Questo gallo era maestoso, persino audace nella sua preparazione alla morte, così come era audace, vivace e dinamico nella sua celebrazione quotidiana della vita. La sua agonia durò non più di due giorni, durante i quali rimase inerme e semi-immobile. Lo abbiamo allontanato dal suo angolo e lui non è scappato, non ha saltato né ha protestato come avrebbe fatto in una situazione simile. Lo abbiamo preso in braccio ed esaminato il corpo e le piume. Era completamente sottomesso nelle nostre mani, contrariamente a quanto era solito fare. Lo abbiamo lasciato di proposito lontano dal suo angolo e dall’albero su cui aveva passato le notti, per vedere cosa avrebbe fatto. Poi tornò indietro, con un movimento lento e appesantito dagli anni, e non appena raggiunse il suo albero, vi si arrampicò con grande difficoltà. Nonostante la sua apparente incapacità, riuscì a raggiungere la cima dell’albero dove si sdraiava ogni notte. In questo momento culminante ha trascorso tutta la sua penultima notte e l’ultimo giorno, e quando ieri l’ho visitato era come in attesa di quel “Visitatore” che deve incontrare ogni persona vivente per portarlo da uno stato all’altro.
Trascorse il suo ultimo giorno di digiuno sull’albero.

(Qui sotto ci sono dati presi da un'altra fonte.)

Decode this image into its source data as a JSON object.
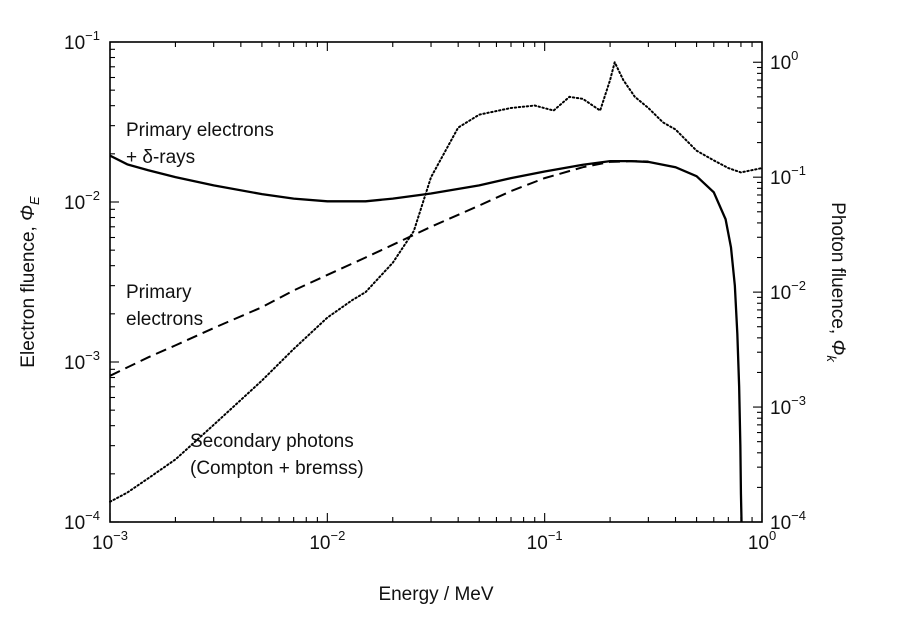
{
  "chart_data": {
    "type": "line",
    "x_axis": {
      "label": "Energy / MeV",
      "scale": "log",
      "range": [
        0.001,
        1
      ],
      "ticks": [
        {
          "value": 0.001,
          "base": "10",
          "exp": "−3"
        },
        {
          "value": 0.01,
          "base": "10",
          "exp": "−2"
        },
        {
          "value": 0.1,
          "base": "10",
          "exp": "−1"
        },
        {
          "value": 1,
          "base": "10",
          "exp": "0"
        }
      ]
    },
    "y_axis_left": {
      "label": "Electron fluence, ",
      "label_symbol": "Φ",
      "label_sub": "E",
      "scale": "log",
      "range": [
        0.0001,
        0.1
      ],
      "ticks": [
        {
          "value": 0.0001,
          "base": "10",
          "exp": "−4"
        },
        {
          "value": 0.001,
          "base": "10",
          "exp": "−3"
        },
        {
          "value": 0.01,
          "base": "10",
          "exp": "−2"
        },
        {
          "value": 0.1,
          "base": "10",
          "exp": "−1"
        }
      ]
    },
    "y_axis_right": {
      "label": "Photon fluence, ",
      "label_symbol": "Φ",
      "label_sub": "k",
      "scale": "log",
      "range": [
        0.0001,
        1.5
      ],
      "ticks": [
        {
          "value": 0.0001,
          "base": "10",
          "exp": "−4"
        },
        {
          "value": 0.001,
          "base": "10",
          "exp": "−3"
        },
        {
          "value": 0.01,
          "base": "10",
          "exp": "−2"
        },
        {
          "value": 0.1,
          "base": "10",
          "exp": "−1"
        },
        {
          "value": 1,
          "base": "10",
          "exp": "0"
        }
      ]
    },
    "series": [
      {
        "axis": "left",
        "style": "solid",
        "x": [
          0.001,
          0.0012,
          0.0015,
          0.002,
          0.003,
          0.005,
          0.007,
          0.01,
          0.015,
          0.02,
          0.03,
          0.05,
          0.07,
          0.1,
          0.15,
          0.2,
          0.25,
          0.3,
          0.4,
          0.5,
          0.6,
          0.68,
          0.72,
          0.75,
          0.77,
          0.785,
          0.795,
          0.8,
          0.805
        ],
        "y": [
          0.0195,
          0.0172,
          0.0158,
          0.0143,
          0.0127,
          0.0112,
          0.0105,
          0.0101,
          0.0101,
          0.0105,
          0.0113,
          0.0127,
          0.0141,
          0.0155,
          0.0171,
          0.018,
          0.018,
          0.0178,
          0.0165,
          0.0145,
          0.0115,
          0.0078,
          0.0052,
          0.003,
          0.0015,
          0.0007,
          0.0003,
          0.00015,
          0.0001
        ]
      },
      {
        "axis": "left",
        "style": "dashed",
        "x": [
          0.001,
          0.0015,
          0.002,
          0.003,
          0.005,
          0.007,
          0.01,
          0.015,
          0.02,
          0.03,
          0.05,
          0.07,
          0.1,
          0.15,
          0.2,
          0.25,
          0.3
        ],
        "y": [
          0.00082,
          0.00107,
          0.00127,
          0.00163,
          0.0022,
          0.0028,
          0.0035,
          0.0045,
          0.0054,
          0.007,
          0.0095,
          0.0117,
          0.0141,
          0.0165,
          0.0178,
          0.018,
          0.0179
        ]
      },
      {
        "axis": "right",
        "style": "dotted",
        "x": [
          0.001,
          0.0012,
          0.0015,
          0.002,
          0.003,
          0.005,
          0.007,
          0.01,
          0.013,
          0.015,
          0.02,
          0.025,
          0.03,
          0.04,
          0.05,
          0.07,
          0.09,
          0.11,
          0.13,
          0.15,
          0.18,
          0.2,
          0.21,
          0.23,
          0.26,
          0.3,
          0.35,
          0.4,
          0.5,
          0.6,
          0.7,
          0.8,
          1.0
        ],
        "y": [
          0.00015,
          0.00018,
          0.00024,
          0.00035,
          0.0007,
          0.0017,
          0.0032,
          0.006,
          0.0085,
          0.01,
          0.018,
          0.034,
          0.1,
          0.27,
          0.35,
          0.4,
          0.42,
          0.38,
          0.5,
          0.48,
          0.38,
          0.7,
          1.0,
          0.7,
          0.5,
          0.4,
          0.3,
          0.26,
          0.17,
          0.14,
          0.12,
          0.11,
          0.12
        ]
      }
    ],
    "annotations": [
      {
        "lines": [
          "Primary electrons",
          "+ δ-rays"
        ]
      },
      {
        "lines": [
          "Primary",
          "electrons"
        ]
      },
      {
        "lines": [
          "Secondary photons",
          "(Compton + bremss)"
        ]
      }
    ]
  }
}
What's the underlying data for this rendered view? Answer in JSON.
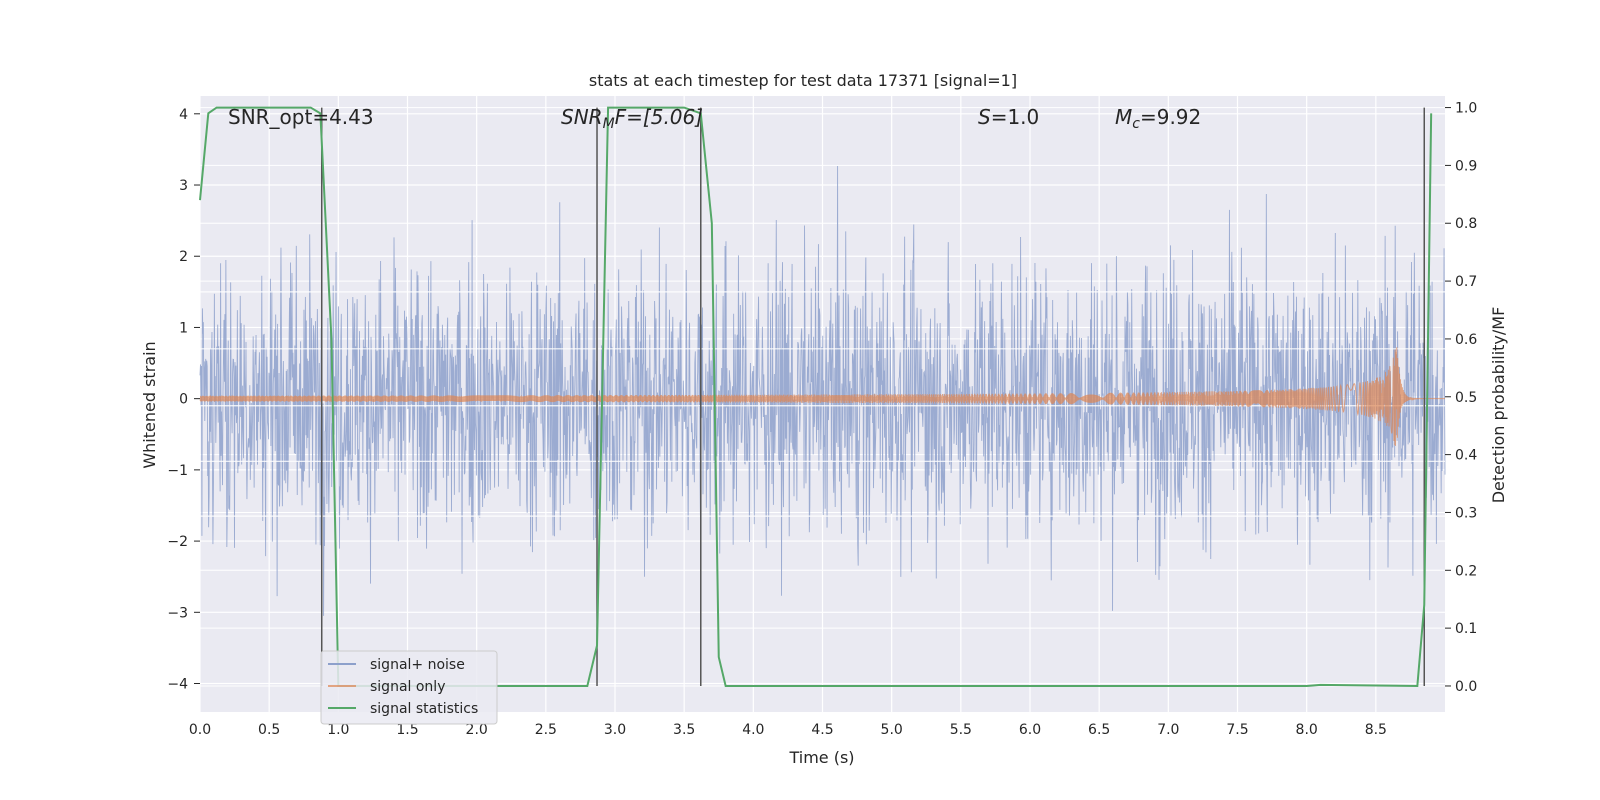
{
  "chart_data": {
    "type": "line",
    "title": "stats at each timestep for test data 17371 [signal=1]",
    "xlabel": "Time (s)",
    "ylabel": "Whitened strain",
    "y2label": "Detection probability/MF",
    "xlim": [
      0.0,
      9.0
    ],
    "ylim": [
      -4.4,
      4.25
    ],
    "y2lim": [
      -0.045,
      1.02
    ],
    "x_ticks": [
      "0.0",
      "0.5",
      "1.0",
      "1.5",
      "2.0",
      "2.5",
      "3.0",
      "3.5",
      "4.0",
      "4.5",
      "5.0",
      "5.5",
      "6.0",
      "6.5",
      "7.0",
      "7.5",
      "8.0",
      "8.5"
    ],
    "y_ticks": [
      "4",
      "3",
      "2",
      "1",
      "0",
      "−1",
      "−2",
      "−3",
      "−4"
    ],
    "y2_ticks": [
      "1.0",
      "0.9",
      "0.8",
      "0.7",
      "0.6",
      "0.5",
      "0.4",
      "0.3",
      "0.2",
      "0.1",
      "0.0"
    ],
    "grid": true,
    "legend_position": "lower-left",
    "annotations": {
      "snr_opt": "SNR_opt=4.43",
      "snr_mf_italic": "SNR",
      "snr_mf_sub": "M",
      "snr_mf_rest": "F=[5.06]",
      "s_italic": "S",
      "s_rest": "=1.0",
      "mc_italic": "M",
      "mc_sub": "c",
      "mc_rest": "=9.92"
    },
    "series": [
      {
        "name": "signal+ noise",
        "color": "#8da0cb",
        "noise_envelope": [
          -4.0,
          4.0
        ]
      },
      {
        "name": "signal only",
        "color": "#dd8452",
        "chirp_end_time": 8.65,
        "peak_amplitude": 0.85
      },
      {
        "name": "signal statistics",
        "color": "#55a868",
        "axis": "right",
        "x": [
          0.0,
          0.06,
          0.12,
          0.5,
          0.8,
          0.87,
          0.95,
          1.0,
          2.8,
          2.87,
          2.95,
          3.0,
          3.5,
          3.62,
          3.7,
          3.75,
          3.8,
          8.0,
          8.1,
          8.8,
          8.85,
          8.9
        ],
        "y": [
          0.84,
          0.99,
          1.0,
          1.0,
          1.0,
          0.99,
          0.6,
          0.0,
          0.0,
          0.07,
          1.0,
          1.0,
          1.0,
          0.99,
          0.8,
          0.05,
          0.0,
          0.0,
          0.002,
          0.0,
          0.14,
          0.99
        ]
      }
    ],
    "vertical_lines": [
      0.88,
      2.87,
      3.62,
      8.85
    ]
  }
}
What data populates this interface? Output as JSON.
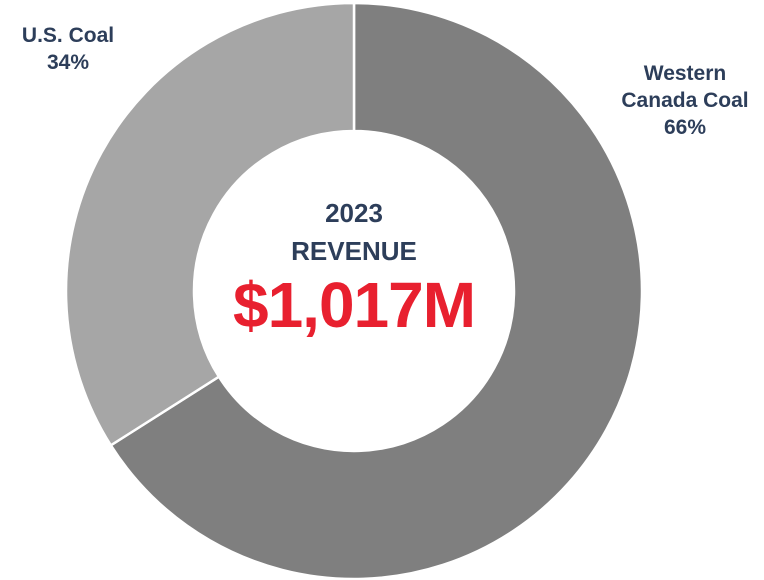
{
  "chart_data": {
    "type": "donut",
    "categories": [
      "Western Canada Coal",
      "U.S. Coal"
    ],
    "values": [
      66,
      34
    ],
    "value_labels": [
      "66%",
      "34%"
    ],
    "colors": [
      "#7f7f7f",
      "#a6a6a6"
    ],
    "center_title": [
      "2023",
      "REVENUE"
    ],
    "center_value": "$1,017M"
  }
}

Ma come poteva mangiare mentre era sospeso tra terra e cielo? Questo uccello, che ha trascorso l’intera giornata senza preoccuparsi di nulla se non di mangiare e bere, ha scelto con soddisfazione di trascorrere il suo ultimo giorno di digiuno, come se volesse incontrare il volto del “suo Signore” solo con lo stomaco affamato e la pancia vuota.
Ci rendiamo conto e siamo consapevoli che moriamo mentre viviamo? La storia di questo gallo è un esempio e persino una prova di ciò che diciamo. Ha vissuto sulle alture e sulle vette, è morto come ha vissuto. Forse dal punto in cui ha finito, ricomincerà da capo.